Tuesday, 10 November 2015

Chile Day 3

The best hotel in town
So yesterday Jose drove me to Quillota and my next hotel - the Open Hotel. Contrary to reports it isn't the only hotel in town so "the best hotel in town" label given it by Alexander grows slightly in significance! It is indeed next to the railway line but the Copper trains only go past a few times a day.

At the hotel I was introduced to Alexander, Pedro and Victor. Pedro, like Jose is an ex MSc student now helping Alexander with research, Victor is a current MSc student. We then had lunch. Lunch is the main meal of the day in Chile.


The Quillota Agronomy school campus
After lunch we drove out to the Agronomy school which is on the edge of Quillota just into the country side, very quiet. There are about 500 students in total - undergraduate and MSc.

I was given an office, told where the kettle was and given a tour of the labs. These are pretty good with most of the stuff that I'd expect in a basic UK soils lab.




My office
A soils lab. I'm pretty jealous of the space
for soil sieving - I'm hoping we get
something similar in our new building













After the lab. tour I was bombarded with data that Victor, Pedro and Jose have gathered and was told that the idea of the funding was that we wrote a scientific paper. In essence there is an earthworm test you can do to see if soil is unpleasant or not. You get a container fill one side with your test soil, the other half with a "nice" soil. Then you put earthworms in the middle of the container and see which soil they go into. If the test soil is unpleasant they avoid it and all go into the "nice" soil.

The experiment that Victor has done is to investigate whether this test could be used to assess Chilean soils for metal contamination - there's a lot of copper mining going on and it can contaminate the soils.
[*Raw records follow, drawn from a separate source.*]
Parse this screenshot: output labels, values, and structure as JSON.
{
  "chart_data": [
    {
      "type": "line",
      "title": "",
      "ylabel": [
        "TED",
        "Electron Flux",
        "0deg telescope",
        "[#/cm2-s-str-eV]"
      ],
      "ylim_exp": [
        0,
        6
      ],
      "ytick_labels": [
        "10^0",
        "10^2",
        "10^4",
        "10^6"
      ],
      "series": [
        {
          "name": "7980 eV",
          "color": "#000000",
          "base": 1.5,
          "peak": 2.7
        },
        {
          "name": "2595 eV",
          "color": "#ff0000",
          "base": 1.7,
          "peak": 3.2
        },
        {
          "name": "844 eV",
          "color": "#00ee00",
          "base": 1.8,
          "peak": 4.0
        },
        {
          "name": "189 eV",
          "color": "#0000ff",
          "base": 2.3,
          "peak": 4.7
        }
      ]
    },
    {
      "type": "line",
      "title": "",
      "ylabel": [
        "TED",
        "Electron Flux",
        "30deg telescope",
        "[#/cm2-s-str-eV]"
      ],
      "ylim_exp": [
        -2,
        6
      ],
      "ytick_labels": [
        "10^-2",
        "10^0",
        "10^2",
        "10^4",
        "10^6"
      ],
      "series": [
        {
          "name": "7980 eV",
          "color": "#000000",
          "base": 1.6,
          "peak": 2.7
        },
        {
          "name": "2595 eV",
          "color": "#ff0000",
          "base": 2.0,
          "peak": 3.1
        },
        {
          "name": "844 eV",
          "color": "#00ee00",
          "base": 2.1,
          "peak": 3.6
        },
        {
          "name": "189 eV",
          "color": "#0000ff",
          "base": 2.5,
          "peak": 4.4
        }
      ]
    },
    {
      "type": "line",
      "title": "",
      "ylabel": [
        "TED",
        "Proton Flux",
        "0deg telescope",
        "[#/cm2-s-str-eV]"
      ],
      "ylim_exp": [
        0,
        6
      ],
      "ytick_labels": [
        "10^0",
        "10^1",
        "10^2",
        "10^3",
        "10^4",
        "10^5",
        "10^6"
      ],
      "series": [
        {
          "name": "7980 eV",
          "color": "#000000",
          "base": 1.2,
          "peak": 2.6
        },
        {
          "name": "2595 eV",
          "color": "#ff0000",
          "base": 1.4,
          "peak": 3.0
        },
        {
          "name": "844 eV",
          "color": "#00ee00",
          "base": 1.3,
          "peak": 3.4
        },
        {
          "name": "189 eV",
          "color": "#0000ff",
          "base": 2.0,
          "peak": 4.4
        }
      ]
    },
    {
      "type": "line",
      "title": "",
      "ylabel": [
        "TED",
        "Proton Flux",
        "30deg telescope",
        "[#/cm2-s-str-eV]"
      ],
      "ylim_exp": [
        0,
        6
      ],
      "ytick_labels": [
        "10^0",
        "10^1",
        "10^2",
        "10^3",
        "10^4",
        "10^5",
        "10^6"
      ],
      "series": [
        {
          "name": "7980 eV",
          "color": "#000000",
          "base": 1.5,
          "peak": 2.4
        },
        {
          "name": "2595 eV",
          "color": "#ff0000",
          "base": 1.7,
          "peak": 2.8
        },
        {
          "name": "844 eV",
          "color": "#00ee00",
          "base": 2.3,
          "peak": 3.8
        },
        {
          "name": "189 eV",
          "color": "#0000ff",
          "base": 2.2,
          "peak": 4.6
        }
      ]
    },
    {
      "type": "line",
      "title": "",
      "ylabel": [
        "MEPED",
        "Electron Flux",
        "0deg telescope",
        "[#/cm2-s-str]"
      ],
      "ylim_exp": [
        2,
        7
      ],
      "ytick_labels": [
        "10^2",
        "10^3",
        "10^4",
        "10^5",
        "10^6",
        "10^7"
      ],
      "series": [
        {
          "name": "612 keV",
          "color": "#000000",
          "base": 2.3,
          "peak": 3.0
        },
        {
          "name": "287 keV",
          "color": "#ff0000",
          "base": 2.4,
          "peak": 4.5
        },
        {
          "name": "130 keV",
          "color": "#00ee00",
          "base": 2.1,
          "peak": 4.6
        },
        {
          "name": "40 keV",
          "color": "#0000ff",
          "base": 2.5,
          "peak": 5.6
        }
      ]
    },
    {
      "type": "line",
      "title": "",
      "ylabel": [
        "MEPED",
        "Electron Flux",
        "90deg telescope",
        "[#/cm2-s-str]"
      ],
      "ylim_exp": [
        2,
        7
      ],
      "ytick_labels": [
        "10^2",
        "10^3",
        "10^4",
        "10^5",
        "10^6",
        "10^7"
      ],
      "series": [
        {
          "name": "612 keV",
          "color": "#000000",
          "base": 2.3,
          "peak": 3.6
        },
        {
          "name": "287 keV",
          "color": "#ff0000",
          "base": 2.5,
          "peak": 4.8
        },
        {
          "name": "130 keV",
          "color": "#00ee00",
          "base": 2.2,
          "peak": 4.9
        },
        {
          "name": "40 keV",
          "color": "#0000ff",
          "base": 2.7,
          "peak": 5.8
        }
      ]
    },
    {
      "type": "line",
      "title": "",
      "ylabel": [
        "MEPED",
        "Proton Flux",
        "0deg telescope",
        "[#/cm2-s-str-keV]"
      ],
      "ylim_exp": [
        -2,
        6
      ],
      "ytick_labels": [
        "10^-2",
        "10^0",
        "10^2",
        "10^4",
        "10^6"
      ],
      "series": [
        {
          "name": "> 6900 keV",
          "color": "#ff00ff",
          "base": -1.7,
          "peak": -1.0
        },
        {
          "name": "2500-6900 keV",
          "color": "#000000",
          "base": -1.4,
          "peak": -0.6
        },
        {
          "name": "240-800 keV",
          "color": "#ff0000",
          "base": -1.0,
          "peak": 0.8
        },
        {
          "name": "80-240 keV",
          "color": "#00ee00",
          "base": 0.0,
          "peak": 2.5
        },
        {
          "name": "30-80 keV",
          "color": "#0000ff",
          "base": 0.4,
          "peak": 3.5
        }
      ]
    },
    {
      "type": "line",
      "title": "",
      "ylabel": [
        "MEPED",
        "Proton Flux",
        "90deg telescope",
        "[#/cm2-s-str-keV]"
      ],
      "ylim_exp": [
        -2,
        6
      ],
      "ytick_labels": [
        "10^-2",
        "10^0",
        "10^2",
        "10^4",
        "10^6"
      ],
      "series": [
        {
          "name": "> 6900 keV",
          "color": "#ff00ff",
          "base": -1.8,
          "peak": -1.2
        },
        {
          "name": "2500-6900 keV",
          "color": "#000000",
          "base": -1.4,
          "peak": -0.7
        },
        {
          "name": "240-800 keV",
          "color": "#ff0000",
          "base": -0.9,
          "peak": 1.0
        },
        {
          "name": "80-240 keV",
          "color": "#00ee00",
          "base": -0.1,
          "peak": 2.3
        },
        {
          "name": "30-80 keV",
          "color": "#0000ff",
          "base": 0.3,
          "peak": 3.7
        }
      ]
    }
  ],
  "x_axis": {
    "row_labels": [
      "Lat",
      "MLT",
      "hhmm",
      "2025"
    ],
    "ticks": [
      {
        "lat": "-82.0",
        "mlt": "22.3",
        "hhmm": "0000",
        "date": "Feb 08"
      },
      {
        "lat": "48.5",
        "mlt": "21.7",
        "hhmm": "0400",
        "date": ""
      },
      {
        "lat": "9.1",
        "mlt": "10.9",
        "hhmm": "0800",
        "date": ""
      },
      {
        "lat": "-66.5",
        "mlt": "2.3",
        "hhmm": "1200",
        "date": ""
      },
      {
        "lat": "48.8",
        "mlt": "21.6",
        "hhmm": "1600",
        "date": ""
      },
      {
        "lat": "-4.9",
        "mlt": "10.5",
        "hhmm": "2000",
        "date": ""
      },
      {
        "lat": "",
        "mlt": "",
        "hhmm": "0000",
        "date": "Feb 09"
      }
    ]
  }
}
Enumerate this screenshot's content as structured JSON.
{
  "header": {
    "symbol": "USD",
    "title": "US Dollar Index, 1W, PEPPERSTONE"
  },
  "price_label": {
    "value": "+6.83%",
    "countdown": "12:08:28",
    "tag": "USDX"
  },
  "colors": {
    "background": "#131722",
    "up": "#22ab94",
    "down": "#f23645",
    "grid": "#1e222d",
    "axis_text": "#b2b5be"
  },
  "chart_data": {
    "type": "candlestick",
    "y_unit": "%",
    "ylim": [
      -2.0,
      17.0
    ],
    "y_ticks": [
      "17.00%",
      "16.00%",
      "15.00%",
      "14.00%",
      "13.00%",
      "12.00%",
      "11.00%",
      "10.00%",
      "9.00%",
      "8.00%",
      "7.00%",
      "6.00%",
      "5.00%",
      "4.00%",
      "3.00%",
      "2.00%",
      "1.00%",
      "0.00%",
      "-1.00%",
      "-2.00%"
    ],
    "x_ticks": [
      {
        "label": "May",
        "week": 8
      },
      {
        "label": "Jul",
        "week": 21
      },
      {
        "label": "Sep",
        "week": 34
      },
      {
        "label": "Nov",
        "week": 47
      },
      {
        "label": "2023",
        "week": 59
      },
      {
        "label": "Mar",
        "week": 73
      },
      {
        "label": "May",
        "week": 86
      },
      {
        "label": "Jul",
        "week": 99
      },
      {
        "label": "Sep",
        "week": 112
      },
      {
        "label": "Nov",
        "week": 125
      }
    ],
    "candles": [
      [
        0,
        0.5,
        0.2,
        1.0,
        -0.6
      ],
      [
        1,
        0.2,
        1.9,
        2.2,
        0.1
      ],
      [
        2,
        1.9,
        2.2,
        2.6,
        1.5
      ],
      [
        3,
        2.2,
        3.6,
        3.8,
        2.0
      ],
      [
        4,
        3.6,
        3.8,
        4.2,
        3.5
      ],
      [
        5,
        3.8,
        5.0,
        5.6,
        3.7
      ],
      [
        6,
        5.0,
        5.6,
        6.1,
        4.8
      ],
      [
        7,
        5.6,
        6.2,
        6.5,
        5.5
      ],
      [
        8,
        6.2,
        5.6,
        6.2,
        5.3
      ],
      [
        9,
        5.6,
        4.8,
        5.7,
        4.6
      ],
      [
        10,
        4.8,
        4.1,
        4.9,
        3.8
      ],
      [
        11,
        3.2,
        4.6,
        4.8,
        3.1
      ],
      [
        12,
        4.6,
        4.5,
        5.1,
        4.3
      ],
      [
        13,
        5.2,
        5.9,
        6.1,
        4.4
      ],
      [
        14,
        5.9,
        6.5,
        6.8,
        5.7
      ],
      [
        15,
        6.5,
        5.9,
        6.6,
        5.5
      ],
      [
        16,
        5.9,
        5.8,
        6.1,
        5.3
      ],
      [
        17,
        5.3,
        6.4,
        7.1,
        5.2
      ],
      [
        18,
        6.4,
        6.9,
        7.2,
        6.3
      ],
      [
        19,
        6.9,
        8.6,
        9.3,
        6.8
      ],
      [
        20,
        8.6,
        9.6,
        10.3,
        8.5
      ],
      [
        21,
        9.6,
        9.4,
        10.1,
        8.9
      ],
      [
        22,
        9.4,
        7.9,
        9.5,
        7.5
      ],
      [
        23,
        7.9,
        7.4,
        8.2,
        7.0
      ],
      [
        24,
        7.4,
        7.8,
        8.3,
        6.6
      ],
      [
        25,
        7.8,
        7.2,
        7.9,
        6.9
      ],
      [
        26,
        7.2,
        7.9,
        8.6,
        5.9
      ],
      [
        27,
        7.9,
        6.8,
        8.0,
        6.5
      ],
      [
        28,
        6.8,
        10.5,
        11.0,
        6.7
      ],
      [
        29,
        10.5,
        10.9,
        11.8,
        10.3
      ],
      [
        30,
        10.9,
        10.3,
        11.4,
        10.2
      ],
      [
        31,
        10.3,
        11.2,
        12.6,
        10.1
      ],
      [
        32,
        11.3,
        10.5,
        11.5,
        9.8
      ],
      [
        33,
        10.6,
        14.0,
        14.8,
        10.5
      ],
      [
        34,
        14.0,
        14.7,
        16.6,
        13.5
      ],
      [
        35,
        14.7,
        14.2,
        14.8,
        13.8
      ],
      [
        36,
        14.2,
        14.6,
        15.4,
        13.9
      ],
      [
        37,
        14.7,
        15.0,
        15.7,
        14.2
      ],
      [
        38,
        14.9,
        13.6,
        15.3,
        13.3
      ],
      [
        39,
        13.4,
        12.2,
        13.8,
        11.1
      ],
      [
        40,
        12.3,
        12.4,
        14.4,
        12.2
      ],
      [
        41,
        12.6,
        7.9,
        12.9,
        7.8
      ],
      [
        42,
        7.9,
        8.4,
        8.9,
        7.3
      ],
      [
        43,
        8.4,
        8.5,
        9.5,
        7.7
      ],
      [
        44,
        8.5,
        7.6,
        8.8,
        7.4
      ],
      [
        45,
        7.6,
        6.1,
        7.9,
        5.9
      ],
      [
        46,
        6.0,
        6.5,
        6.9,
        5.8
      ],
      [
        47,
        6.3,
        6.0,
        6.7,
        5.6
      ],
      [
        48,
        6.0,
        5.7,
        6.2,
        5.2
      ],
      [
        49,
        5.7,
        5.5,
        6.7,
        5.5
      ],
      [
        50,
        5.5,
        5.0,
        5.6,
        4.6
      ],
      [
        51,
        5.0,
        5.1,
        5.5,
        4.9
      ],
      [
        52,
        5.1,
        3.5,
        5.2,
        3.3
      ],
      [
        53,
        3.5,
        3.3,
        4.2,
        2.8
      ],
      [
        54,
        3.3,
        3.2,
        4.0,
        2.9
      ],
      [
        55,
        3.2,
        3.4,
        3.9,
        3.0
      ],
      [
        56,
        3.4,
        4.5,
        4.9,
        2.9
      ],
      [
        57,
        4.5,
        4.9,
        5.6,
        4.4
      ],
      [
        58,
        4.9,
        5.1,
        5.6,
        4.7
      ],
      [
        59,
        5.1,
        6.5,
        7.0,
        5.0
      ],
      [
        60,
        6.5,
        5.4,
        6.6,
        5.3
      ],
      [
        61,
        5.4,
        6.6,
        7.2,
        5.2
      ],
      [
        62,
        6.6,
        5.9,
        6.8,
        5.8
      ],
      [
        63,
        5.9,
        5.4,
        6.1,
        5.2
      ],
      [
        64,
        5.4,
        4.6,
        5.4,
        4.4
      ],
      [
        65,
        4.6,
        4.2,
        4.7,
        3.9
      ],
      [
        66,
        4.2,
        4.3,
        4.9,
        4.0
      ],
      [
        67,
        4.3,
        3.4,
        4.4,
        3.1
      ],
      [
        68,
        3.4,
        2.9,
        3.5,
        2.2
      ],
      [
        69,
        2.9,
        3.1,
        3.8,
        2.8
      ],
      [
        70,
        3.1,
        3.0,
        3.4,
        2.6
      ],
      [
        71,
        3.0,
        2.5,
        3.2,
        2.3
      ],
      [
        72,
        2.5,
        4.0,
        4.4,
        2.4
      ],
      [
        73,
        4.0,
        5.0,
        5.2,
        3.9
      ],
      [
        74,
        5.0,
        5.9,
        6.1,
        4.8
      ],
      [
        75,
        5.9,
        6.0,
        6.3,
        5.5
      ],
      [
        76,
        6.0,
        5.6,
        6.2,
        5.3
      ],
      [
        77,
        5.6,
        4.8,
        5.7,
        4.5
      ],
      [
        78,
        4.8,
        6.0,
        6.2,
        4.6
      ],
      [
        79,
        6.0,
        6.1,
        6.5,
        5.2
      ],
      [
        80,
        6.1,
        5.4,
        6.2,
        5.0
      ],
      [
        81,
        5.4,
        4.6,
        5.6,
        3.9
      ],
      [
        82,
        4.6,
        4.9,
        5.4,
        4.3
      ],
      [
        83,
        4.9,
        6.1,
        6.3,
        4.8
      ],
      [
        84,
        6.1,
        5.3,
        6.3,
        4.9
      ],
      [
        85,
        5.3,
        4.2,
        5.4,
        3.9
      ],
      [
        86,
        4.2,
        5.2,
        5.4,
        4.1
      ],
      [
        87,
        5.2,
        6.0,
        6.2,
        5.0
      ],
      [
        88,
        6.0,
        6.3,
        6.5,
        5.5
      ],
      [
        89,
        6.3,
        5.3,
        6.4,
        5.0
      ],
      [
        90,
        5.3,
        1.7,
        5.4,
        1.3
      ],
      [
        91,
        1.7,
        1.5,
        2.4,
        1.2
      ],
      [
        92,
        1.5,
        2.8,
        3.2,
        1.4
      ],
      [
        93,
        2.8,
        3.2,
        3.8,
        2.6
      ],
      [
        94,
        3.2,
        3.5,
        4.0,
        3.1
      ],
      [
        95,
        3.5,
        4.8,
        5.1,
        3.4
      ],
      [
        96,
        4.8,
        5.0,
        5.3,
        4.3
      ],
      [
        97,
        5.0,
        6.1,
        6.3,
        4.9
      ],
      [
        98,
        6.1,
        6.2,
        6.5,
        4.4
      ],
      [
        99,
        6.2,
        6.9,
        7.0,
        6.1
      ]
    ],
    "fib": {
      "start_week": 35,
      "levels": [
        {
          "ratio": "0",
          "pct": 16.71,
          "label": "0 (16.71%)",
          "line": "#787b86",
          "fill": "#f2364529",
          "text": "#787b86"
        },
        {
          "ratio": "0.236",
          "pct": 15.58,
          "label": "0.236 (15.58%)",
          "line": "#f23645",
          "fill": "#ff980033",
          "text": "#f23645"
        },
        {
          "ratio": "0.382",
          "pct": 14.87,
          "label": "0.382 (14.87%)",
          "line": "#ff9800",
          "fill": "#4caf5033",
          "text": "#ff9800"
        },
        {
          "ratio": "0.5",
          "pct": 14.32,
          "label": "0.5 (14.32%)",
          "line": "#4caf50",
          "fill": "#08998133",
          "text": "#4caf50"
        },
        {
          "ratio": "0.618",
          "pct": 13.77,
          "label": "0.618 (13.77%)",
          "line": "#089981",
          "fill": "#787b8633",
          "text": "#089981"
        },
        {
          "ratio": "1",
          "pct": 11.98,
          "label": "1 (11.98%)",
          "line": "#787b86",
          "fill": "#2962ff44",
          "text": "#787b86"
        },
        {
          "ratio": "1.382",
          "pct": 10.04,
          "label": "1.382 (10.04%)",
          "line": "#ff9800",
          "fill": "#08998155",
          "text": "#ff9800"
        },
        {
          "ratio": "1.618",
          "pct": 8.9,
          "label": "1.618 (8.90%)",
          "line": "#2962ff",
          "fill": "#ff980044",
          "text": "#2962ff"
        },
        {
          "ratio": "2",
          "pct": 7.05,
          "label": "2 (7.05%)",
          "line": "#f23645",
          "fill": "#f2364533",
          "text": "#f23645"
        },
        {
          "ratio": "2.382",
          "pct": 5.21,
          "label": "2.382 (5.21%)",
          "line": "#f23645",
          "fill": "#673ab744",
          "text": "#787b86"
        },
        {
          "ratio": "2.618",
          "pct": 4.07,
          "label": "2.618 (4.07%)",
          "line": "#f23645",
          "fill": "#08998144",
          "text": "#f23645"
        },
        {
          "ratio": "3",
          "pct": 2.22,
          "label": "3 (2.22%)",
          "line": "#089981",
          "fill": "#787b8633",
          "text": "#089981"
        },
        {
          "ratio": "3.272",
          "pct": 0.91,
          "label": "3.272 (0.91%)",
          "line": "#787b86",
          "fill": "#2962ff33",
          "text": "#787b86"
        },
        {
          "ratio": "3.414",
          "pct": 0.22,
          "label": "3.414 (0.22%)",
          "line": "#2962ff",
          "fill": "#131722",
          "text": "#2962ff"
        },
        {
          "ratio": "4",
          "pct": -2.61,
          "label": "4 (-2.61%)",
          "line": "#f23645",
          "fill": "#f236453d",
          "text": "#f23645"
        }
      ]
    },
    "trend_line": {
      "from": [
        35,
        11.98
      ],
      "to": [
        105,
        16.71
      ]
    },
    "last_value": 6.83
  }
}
The challenge is that other stuff can make soil unpleasant for earthworms and so working out why an earthworm doesn't like a soil isn't always straight forward. Anyway we pondered that and then it was time to go home. Alexander drove me into Quillota to see the sights - took about 5 minutes - then we had a bit of a drive to a restaurant that turned out to be closed and got a puncture so we had to change a wheel. After that we kind of gave up on food and Alexander dropped me at the hotel.





Jose, Alexander, Pedro, Victor and myself 
tucking into a pastel di chocio washed 
down with custard apple juice
Today we made some progress on looking at the data. Despite a lot of uncertainty the  avoidance test does actually spot the contaminated and clean soils quite well. So we now have a plan for a paper as well. At lunchtime we went back to the restaurant that was closed yesterday (no punctures this time) and had a "pastel di chocio" which is like a pie filled with mince, egg, olive, bits of chicken etc. and topped with mashed corn. Apparently this is traditional Chilean cuisine, it was OK. I also had a custard apple fruit juice. Again this was OK but I don't think that I'll repeat the experience.



This evening Alexander tried to take me to a Peruvian restaurant but again it was closed - I can see a pattern emerging! Tomorrow I give a talk to the MSc students. It will be translated into Spanish as I go along. I'm sure it will be a big hit!